Littérature étrangère

Michael Magee

Retour à Belfast

✒ Katia Leduc

(Librairie L'Embarcadère, Saint-Nazaire)

Véritable révélation littéraire de cette année en Grande-Bretagne (où il a raflé plusieurs prix), ce premier roman puissant et acéré de Michael Magee met en scène la jeunesse sacrifiée d’Irlande du Nord.

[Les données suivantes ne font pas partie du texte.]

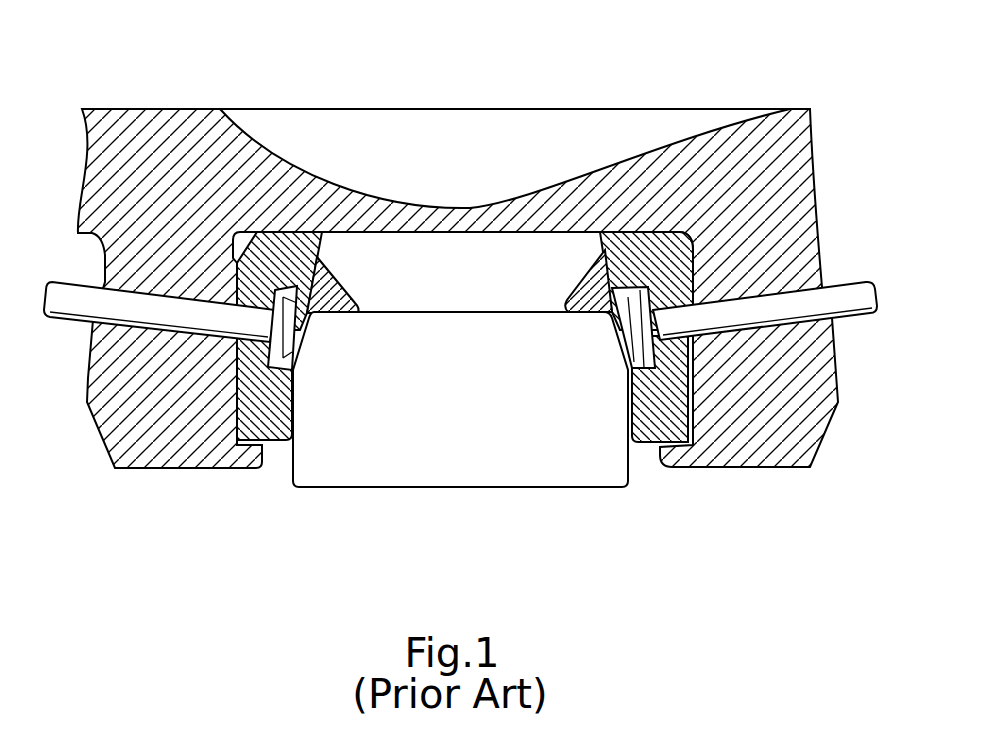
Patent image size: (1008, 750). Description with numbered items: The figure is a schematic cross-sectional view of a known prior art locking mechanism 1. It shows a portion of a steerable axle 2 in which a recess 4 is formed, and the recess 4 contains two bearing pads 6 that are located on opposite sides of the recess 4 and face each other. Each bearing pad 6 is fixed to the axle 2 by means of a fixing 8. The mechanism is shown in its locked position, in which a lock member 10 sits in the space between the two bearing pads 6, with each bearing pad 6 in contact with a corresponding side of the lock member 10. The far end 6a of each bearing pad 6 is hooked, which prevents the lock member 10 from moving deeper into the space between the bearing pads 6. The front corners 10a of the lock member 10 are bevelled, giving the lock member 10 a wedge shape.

The locking mechanism 1 is at (720, 548).
The steerable axle 2 is at (763, 197).
The recess 4 is at (508, 253).
The bearing pads 6 is at (262, 422).
The far end 6a is at (318, 257).
The fixing 8 is at (805, 307).
The lock member 10 is at (470, 407).
The front corners 10a is at (307, 312).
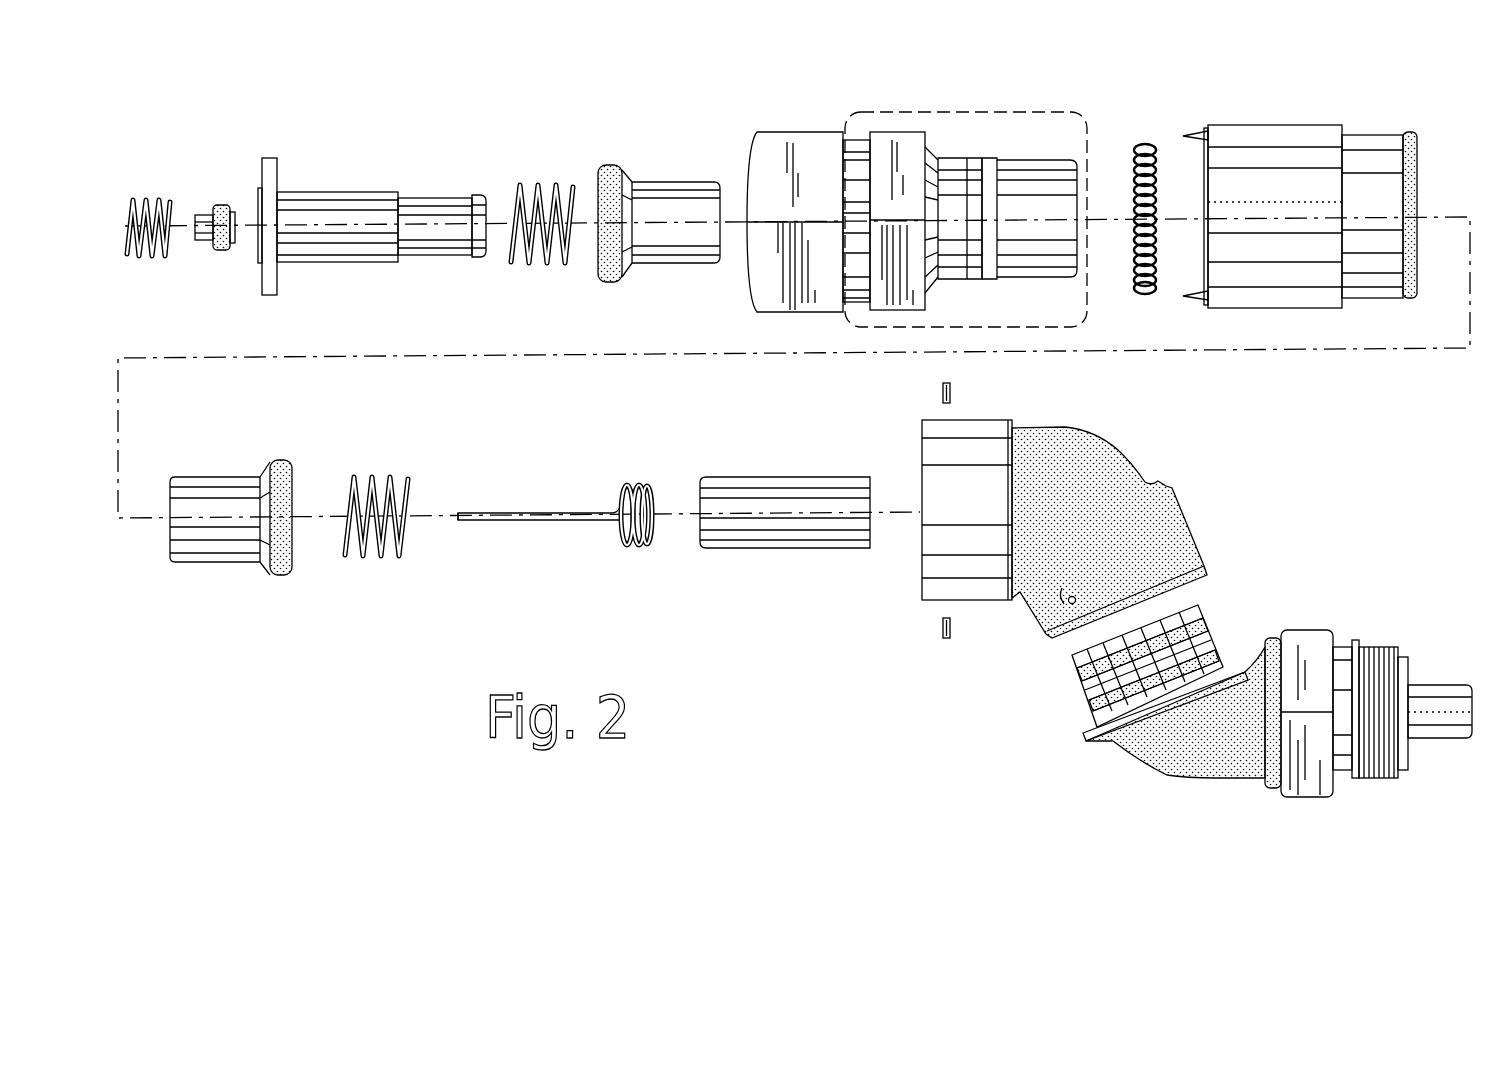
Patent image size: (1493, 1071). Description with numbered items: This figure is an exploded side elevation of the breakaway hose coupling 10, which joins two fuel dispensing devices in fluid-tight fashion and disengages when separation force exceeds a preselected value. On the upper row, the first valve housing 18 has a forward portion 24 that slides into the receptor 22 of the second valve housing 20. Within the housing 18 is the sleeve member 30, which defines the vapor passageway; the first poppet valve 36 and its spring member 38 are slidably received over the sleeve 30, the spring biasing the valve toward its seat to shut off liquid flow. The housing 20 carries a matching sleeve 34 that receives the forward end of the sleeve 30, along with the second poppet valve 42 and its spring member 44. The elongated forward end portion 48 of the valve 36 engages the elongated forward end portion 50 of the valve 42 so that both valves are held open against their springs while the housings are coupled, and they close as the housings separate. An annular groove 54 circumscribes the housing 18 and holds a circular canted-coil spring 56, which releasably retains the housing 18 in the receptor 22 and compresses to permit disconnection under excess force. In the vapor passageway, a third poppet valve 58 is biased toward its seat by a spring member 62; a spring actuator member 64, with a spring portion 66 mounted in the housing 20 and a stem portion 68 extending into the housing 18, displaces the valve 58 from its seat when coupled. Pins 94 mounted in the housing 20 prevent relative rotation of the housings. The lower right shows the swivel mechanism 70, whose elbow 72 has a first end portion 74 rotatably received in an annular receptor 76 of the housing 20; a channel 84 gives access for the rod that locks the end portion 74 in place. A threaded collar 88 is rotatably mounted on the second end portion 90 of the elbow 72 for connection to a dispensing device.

The breakaway hose coupling 10 is at (795, 457).
The first valve housing 18 is at (806, 126).
The second valve housing 20 is at (1169, 356).
The receptor 22 is at (1206, 165).
The forward portion 24 is at (1045, 162).
The sleeve member 30 is at (360, 192).
The sleeve 34 is at (778, 478).
The first poppet valve 36 is at (600, 170).
The spring member 38 is at (531, 188).
The second poppet valve 42 is at (290, 470).
The spring member 44 is at (392, 482).
The elongated forward end portion 48 is at (712, 182).
The elongated forward end portion 50 is at (208, 478).
The annular groove 54 is at (976, 160).
The circular canted-coil spring 56 is at (1143, 143).
The third poppet valve 58 is at (220, 207).
The spring member 62 is at (147, 198).
The spring actuator member 64 is at (554, 500).
The spring portion 66 is at (633, 487).
The stem portion 68 is at (477, 521).
The swivel mechanism 70 is at (1217, 711).
The elbow 72 is at (1162, 773).
The first end portion 74 is at (1208, 618).
The annular receptor 76 is at (1214, 584).
The channel 84 is at (1052, 583).
The threaded collar 88 is at (1341, 648).
The second end portion 90 is at (1272, 788).
The pins 94 is at (1190, 134).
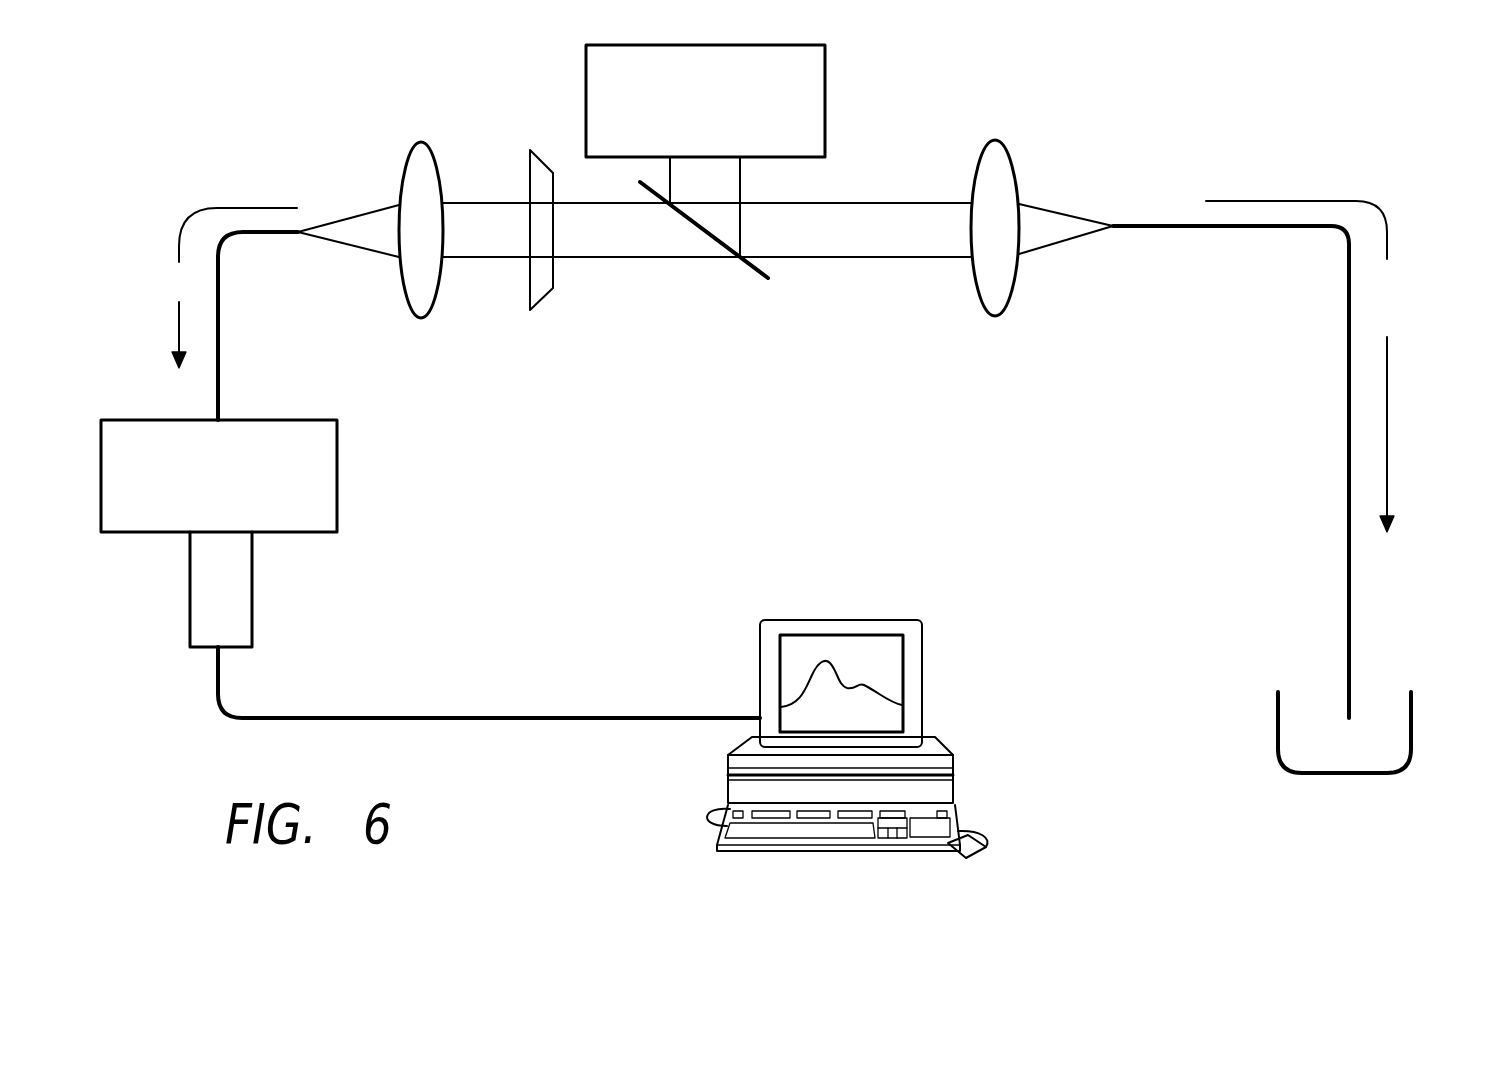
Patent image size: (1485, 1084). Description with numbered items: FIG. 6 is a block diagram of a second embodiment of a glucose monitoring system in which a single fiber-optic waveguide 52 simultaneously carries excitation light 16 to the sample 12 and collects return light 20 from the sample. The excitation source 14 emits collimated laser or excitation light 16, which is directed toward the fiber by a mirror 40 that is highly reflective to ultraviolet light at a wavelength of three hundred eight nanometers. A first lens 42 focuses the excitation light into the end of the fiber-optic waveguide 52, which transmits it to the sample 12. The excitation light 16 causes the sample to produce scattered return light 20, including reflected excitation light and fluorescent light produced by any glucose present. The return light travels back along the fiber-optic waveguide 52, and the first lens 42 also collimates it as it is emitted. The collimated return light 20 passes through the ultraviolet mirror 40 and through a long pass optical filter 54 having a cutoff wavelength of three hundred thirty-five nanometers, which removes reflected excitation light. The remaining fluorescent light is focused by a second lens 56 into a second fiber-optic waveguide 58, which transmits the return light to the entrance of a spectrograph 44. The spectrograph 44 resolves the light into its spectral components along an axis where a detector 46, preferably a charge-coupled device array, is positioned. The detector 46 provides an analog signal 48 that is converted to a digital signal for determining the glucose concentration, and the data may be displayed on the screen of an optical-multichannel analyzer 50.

The sample 12 is at (1278, 718).
The excitation source 14 is at (826, 80).
The excitation light 16 is at (742, 170).
The return light 20 is at (652, 242).
The mirror 40 is at (652, 184).
The first lens 42 is at (1012, 280).
The spectrograph 44 is at (338, 477).
The detector 46 is at (252, 632).
The analog signal 48 is at (462, 717).
The optical-multichannel analyzer 50 is at (800, 620).
The fiber-optic waveguide 52 is at (1260, 230).
The long pass optical filter 54 is at (553, 290).
The second lens 56 is at (442, 283).
The second fiber-optic waveguide 58 is at (220, 330).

Après des études à Liverpool et un diplôme en poche, Sean revient s’installer dans un quartier vétuste de Belfast. Il y retrouve ses amis et renoue avec les débrouilles et combines en tout genre pour survivre et s’oublier lors de nuits blanches trop arrosées. Un soir, Sean surréagit face à une provocation et, devant la gravité de l’agression, se voit condamner à plusieurs heures de travaux d’intérêt général pendant lesquelles il fera des rencontres déterminantes. Sean navigue ainsi sous l’emprise d’amis peu scrupuleux, d’une famille dont le demi-frère hors de contrôle exerce pernicieusement une violence sous-jacente tandis que le nom de son père, absent, résonne comme une infamie, alors que lui-même doit se tenir à carreau afin d’éviter un jugement plus sévère. Au détour d’une soirée, il reprend contact avec l’insaisissable Mairead, premier amour de jeunesse, qui se débat de petit boulot en petit boulot pour se sortir de cette vie de misère et, surtout, quitter un pays qui n’a rien à lui offrir. Michael Magee brosse le portrait impitoyable d’une Irlande du Nord phagocytée par la pauvreté. Une société où la précarité, le mal-logement, le chômage, l’alcoolisme et de nombreux troubles psychiques fauchent une jeunesse qui subit directement les conséquences d’un conflit qu’elle méconnaît, tout en vouant une forme d’admiration aux faits d’armes de l’IRA. Dans un pays où la loi du silence est la règle, les anciennes histoires et les règlements de comptes doivent rester dans l’oubli au risque de mettre en péril une paix bien fragile. Un premier roman dont la maîtrise impressionne, tout comme les portraits ultra réalistes d’une ville en proie à un passé tourmenté et d’une classe ouvrière irlandaise désemparée face à la désillusion de ses enfants, pour qui l’exil est la seule échappatoire.